After repressing and imprisoning academics who sought an end to the ongoing violence in the southeastern region of Turkey, President Recep Tayyip Erdogan launched a vocal broadside against them in a speech to hundreds of regional mukhtars at his palace residence on Wednesday.

​Erdogan accused academics of offering vocal political support for the Kurdistan Workers’ Party (PKK) over a period of many years. Castigating the academics verbally as ‘intelligentsia,’ the leader accused them of being immoral because they publicly labeled his so-called security operation against Kurds as a ‘massacre.’

​“For years, they had been making propaganda for the separatist terrorist organization in an indirect way.
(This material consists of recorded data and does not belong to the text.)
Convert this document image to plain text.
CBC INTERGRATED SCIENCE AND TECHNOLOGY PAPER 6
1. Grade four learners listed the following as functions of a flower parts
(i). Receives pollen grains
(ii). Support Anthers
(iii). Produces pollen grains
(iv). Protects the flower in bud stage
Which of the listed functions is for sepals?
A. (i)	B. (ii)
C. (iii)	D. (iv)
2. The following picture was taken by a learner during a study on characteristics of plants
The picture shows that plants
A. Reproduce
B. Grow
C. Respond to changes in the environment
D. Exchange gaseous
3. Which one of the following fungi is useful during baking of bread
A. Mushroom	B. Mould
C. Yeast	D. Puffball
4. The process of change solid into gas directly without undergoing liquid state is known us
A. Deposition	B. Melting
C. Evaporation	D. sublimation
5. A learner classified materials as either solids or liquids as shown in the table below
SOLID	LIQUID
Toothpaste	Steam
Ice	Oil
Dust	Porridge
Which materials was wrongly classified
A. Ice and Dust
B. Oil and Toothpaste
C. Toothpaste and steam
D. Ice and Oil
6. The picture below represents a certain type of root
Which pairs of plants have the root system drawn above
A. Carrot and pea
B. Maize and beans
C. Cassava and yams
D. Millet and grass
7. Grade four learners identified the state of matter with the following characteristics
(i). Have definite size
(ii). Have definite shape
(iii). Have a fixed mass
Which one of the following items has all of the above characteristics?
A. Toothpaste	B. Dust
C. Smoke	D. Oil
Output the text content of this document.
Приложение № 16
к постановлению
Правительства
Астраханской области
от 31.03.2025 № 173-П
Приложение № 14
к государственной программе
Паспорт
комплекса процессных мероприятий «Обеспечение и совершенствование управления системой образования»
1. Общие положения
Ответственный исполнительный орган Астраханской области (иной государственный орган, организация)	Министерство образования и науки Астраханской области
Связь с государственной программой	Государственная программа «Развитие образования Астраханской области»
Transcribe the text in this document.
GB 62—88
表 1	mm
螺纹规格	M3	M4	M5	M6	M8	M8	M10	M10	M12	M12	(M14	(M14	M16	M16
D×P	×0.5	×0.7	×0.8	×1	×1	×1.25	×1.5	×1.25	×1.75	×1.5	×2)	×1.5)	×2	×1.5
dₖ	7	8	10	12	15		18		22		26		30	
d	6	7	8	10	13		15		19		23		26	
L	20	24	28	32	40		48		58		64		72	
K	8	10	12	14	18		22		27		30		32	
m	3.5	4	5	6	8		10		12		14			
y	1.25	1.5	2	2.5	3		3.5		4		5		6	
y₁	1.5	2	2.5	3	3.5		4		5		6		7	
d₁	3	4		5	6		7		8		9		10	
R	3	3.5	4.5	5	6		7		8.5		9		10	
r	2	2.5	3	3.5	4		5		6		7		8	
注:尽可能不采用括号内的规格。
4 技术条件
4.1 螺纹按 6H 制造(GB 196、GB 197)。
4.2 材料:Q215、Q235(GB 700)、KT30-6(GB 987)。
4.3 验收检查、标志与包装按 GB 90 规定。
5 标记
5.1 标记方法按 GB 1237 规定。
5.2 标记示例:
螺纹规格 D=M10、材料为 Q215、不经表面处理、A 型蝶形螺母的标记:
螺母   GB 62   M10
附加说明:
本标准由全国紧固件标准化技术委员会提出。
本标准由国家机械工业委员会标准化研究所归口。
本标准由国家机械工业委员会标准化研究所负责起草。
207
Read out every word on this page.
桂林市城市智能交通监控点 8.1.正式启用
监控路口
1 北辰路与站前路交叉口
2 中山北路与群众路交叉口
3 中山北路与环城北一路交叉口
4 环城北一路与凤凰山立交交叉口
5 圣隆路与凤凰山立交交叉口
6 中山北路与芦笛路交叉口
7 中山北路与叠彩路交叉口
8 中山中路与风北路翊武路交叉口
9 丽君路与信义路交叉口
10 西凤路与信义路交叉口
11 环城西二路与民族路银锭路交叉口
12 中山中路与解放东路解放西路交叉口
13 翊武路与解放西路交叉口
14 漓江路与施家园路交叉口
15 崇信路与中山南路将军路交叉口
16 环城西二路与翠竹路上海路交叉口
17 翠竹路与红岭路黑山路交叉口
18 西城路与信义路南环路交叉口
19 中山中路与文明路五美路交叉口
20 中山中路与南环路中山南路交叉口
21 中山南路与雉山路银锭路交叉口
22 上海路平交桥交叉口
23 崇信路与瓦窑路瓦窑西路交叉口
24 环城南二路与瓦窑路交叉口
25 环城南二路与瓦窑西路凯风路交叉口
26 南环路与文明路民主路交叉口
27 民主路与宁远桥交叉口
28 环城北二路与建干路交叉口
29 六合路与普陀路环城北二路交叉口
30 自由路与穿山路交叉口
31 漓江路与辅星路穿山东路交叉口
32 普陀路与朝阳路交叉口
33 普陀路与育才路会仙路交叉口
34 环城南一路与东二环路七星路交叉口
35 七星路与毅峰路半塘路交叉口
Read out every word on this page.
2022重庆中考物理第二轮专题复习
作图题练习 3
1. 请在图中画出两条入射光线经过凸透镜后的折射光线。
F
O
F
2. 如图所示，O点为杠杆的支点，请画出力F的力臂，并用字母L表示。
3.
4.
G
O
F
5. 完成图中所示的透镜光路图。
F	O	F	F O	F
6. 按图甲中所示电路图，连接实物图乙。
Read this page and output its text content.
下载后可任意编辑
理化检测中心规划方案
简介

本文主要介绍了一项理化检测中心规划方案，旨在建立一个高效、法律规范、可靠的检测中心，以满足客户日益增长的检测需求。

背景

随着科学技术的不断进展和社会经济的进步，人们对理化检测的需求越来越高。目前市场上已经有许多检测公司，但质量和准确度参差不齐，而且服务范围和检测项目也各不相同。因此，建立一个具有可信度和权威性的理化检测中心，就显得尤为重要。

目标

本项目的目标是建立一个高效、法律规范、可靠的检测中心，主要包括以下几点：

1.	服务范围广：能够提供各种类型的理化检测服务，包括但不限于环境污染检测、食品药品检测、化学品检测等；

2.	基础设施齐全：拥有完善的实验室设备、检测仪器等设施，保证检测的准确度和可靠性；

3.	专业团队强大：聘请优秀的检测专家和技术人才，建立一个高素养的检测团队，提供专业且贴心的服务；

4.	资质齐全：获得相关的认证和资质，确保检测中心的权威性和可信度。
This time, with this statement they signed, they did it openly,” Erdogan said.

​The politically embattled president stated that politicians and intellectuals expressing opposition to his government for its brutal actions against the Kurds were ‘heartless and despicable people.’

“Let me say this clearly: I abhor this mentality that gives academic or political fatwa (decree) to the terrorist organization to attack public officials while merely saying ‘they should not do it’ in response to the killing of civilians,” Erdogan exclaimed.

​Last week, Turkish authorities detained 18 academics after over 1,400 scholars from 89 universities signed a petition urging the government to “stop the massacre and deportation” of Kurds in the southeast of the country. The arrested teachers were accused of ‘terrorist propaganda,’ in a move which human rights groups and intellectuals around the world quickly condemned.

​The academic community responded with a new, more forceful petition, Sputnik Turkey has reported.